WASHINGTON — One of the lasting legacies of Michele Bachmann’s boom-and-bust presidential campaign will be the legal headaches she still carries from it, including a newly revealed investigation into potential campaign finance violations from the Office of Congressional Ethics.
But what is the OCE? In the word jumble of bureaucratic Washington acronyms, OCE is certainly not the most prominent. But in the realm of government ethics watchdogs, the five-year-old House agency actually plays a fairly prominent role.
Congress founded the OCE in 2008, establishing an outside ethics review organization, good government activists say, because of a lack of confidence in the standing House ethics panel.
The office serves as a sort of grand jury, investigating potential ethical lapses by members, staffers and officers in the House (the Senate has its own ethics panel), forwarding cases with sufficient evidence to the House Ethics Committee for further investigation and potentially formal punishment.
The OCE filled a bit of a loophole in the congressional ethics rulebook. Before OCE’s inception, the House Ethics Committee would only investigate potential ethics violations if it was tipped off by members of Congress themselves. OCE can look into tips from any source, be it a tipster, a Federal Elections Commission filing, or even a news report, as long as two of the group’s eight board members vote to do so.
Before 2008, “there was no cop on the beat for members of Congress other than the Ethics Committee, which was made up, of course, of members of Congress,” Stephen Spaulding, staff counsel at the government watchdog group Common Cause, said. “For too long, they’ve operated without someone looking over their shoulder.

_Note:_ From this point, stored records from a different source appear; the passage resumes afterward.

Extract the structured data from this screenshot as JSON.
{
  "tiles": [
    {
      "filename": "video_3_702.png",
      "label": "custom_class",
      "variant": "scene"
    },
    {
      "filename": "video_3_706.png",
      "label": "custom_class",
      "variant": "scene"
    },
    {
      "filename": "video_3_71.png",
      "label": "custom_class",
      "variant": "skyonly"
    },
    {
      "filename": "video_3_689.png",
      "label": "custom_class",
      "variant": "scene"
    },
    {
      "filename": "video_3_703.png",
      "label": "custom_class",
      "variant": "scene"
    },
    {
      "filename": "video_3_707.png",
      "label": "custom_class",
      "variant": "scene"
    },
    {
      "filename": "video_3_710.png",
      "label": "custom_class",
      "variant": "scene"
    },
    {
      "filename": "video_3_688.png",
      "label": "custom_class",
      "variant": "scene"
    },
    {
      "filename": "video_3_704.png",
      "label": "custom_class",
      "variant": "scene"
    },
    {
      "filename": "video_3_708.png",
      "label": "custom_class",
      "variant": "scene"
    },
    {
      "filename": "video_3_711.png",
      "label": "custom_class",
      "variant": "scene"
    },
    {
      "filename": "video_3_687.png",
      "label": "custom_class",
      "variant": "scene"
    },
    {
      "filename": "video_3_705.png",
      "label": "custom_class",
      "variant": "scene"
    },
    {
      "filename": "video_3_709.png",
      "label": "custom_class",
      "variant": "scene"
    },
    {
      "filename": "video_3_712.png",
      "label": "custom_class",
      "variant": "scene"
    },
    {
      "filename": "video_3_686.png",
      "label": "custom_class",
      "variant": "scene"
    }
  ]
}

The OCE provides that accountability.”
How an investigation works
As soon as the office initiates an investigation, it informs both the ethics committee and the member in question, then dives in, looking at documents and conducting interviews with would-be witnesses who choose to cooperate (unlike the Ethics Committee, the OCE has no subpoena power).
A preliminary investigation takes 30 days, OCE senior counsel Bill Cable said, at which point the board decides if there’s probable cause to continue digging. If there is, the office can conduct a second 45-day investigative phase (which is where the Bachmann inquiry is, according to the Daily Beast). But doing so commits the OCE to filing a report on the matter with the Ethics Committee, either recommending further review or not. The Ethics Committee would then decide whether to do its own investigation and determine appropriate punishment.
If the Ethics Committee takes up the case, the OCE filing becomes public. But if it chooses not to follow up, the report comes out at the end of a congressional session anyway, revealing when the board decided not to investigate potential ethical lapses.
“The public disclosure is what spurs the House Committee on Ethics to do their jobs,” said Bill Frenzel, a former Minnesota congressman who sits on the OCE’s board of directors. “I think when we sit there we think of ourselves as kind of a grand jury but we are very conscious of the fact that we don’t find guilt or innocence. We simply send the case forward with info or let it go.”
In Bachmann’s case, which OCE officals would not discuss, investigators are likely trying to figure out two things: Whether there were, as a former staffer alleges, improper payments to campaign operatives from her political action committee, and, since OCE and the ethics panel only have jurisdiction over House members and not campaign staffers, whether Bachmann herself knew about them.
In a Monday statement, Bachmann’s lawyer said: “There are no allegations that the congresswoman engaged in any wrongdoing. We are constructively engaged with the OCE and are confident that at the end of their review the OCE board will conclude that congresswoman Bachmann did not do anything inappropriate.”
Members tried to cut its funding
The OCE only sends about one-third of its total investigations on to the Ethics Committee, Cable said. In 2011-12, it took up 32 cases and recommended the Ethics Committee consider 13 of them.
Still, House members have a tense relationship with the office, often accusing it of going after potential ethics violations too vigorously. In 2011, North Carolina Democratic Rep. Melvin Watt tried to amend an appropriations bill to slash the office’s budget by 40 percent. Watt, who had been cleared by an OCE investigation the year before, said the office was “unfair, undemocratic, and they have singled people out.” The amendment failed, though it garnered 102 votes (Bachmann, campaigning for president, did not vote).
Good government advocates say there’s an easy answer for lawmakers’ reticence: No one wants their conduct to be investigated, especially if said investigations might become public.
“We think the OCE does a terrific job,” said Melanie Sloan, the executive director of Citizens for Responsibility and Ethics in Washington. “They have forced the Ethics Committee to be much more aggressive than it was previously.”
Frenzel said that House members can’t be too upset with the job the OCE does — after all, members have to reauthorize the board every two years, at the beginning of a new congressional session.
“We believe they wouldn’t have created it and kept it going unless they thought we were doing some good,” he said.